Mailing the documents to the creditor also saves you from a disaster. By doing so, the creditor must include your dispute notice in any future entries, until there’s a sound resolve. Make sure you mention to the creditor that you want copied in for any correspondence with the credit bureau. This should kick in within one to three months from when you mail the creditor.

It’s a simple process. The hard part is proving your point. This means it’s only worth fighting if you know it will benefit your FICO score. Challenging a debt that reports with a few dollars of inaccuracy in the amount owing is pointless. Of course, the most important part isn’t the error correction, but whether you need an error deletion. This is when things get serious, and you need to be careful with how you approach the process.

5. Making One-Off Debt Payments and Expecting Greatness

If you are trying build your credit, you want your credit accounts to be active. You don’t want to stall until you have the money to pay it all off. Yet, this is a catch 22 situation when attempting to rebuild credit.

Here’s the issue…

It’s good to get a bad debt paid in a short time frame. Yet, it’s bad to pay it off in recurring payments. This posts a new bad mark on your credit report, every time you make a payment. It’s best to negotiate for repayments on any bad debts in a lump sum. If you can, get a consolidation loan and cover all your bad debts with a good debt.
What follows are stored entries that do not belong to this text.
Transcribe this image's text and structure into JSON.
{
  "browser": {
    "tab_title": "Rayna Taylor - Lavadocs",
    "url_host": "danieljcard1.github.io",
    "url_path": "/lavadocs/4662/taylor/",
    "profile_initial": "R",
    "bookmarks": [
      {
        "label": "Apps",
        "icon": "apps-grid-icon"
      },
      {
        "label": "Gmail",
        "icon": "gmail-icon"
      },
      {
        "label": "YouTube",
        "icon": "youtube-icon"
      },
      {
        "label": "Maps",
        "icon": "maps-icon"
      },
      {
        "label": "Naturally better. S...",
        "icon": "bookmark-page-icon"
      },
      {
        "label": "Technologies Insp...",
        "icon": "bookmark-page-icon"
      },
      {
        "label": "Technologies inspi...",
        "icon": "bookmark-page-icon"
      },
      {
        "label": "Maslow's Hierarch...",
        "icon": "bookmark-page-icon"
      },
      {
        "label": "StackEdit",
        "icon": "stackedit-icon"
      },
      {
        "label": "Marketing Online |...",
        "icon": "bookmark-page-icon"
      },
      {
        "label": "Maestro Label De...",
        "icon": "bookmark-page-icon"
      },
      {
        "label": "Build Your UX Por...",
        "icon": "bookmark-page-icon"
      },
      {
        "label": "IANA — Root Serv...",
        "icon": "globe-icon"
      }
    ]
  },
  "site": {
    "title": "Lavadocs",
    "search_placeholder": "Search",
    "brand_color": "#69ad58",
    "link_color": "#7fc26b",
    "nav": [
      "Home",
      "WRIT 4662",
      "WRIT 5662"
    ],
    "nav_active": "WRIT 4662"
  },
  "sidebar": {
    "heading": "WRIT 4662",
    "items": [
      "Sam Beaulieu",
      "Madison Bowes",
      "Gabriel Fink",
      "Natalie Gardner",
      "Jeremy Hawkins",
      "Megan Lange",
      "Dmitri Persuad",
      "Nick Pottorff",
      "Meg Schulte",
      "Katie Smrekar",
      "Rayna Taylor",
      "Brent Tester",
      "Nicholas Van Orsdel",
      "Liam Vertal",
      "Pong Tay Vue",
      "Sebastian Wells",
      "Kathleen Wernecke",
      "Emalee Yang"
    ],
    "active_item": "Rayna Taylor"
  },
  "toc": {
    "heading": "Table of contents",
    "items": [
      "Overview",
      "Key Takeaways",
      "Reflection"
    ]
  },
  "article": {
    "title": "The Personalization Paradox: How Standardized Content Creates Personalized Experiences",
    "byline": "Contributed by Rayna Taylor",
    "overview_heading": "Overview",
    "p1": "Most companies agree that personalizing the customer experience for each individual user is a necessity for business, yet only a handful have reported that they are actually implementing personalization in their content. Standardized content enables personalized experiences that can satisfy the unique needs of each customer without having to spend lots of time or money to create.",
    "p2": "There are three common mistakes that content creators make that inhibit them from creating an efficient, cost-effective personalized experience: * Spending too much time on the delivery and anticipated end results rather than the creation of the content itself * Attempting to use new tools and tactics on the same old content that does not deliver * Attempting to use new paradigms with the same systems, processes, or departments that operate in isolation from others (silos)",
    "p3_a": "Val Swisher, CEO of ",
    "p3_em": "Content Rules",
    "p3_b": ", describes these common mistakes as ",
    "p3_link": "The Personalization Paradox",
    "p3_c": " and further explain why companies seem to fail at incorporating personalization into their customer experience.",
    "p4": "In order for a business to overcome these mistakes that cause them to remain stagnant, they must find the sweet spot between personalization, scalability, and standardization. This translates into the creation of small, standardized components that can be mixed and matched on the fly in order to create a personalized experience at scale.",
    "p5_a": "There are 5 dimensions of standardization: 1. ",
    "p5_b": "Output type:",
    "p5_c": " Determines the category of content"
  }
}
If you aren’t paying on bad debts, and all credit accounts are in good standing, then you want to be active with those accounts. These are the ones that report new positives every time a payment posts. This is where you want the bulk of your credit entries to come from, as it can make any credit report look good. The one or two bad debts end up far back in the list, but you will need to fix this at some point as it will continue to affect your score.

Here’s the catch 44!

In a double twist, it might make sense for you to leave a bad debt to fall off your report. It takes seven years for it to go away, supposing it’s not a bankruptcy or foreclosure. So, keeping an account unpaid for six years leaves you in an interesting position. You can wait it out an extra year and let the negative remove from your report, and your score. Yet, you could pay the debt in full and put a “good over the bad” – this won’t help nearly as much!

It’s almost always necessary to pay on your credit debts. This is the premise of credit score calculation, and there are few loopholes left to use. Yet, the way in which you repay any amounts owing can have a significant impact on your score changes. Keep that in mind when working on any debt settlement agreements with creditors.

Be Mistake-Free, Debt-Free, and Credit Rich!

You don’t have to pay a credit repair specialist hundreds (or thousands) to make your debt problems go away. There’s no better solution than making the effort yourself. It’s only a matter of learning what to do, and what to avoid. Seeing as the Internet is full of information, you have no excuses!

Take the time to figure out the effects of any debt repayment or credit recovery attempt. It’s important to know the good and bad each move poses on your FICO score. It’s also important for you to be cautious about what you dispute from your credit report. Either way, all the right processes are possible as long as you take the time to learn.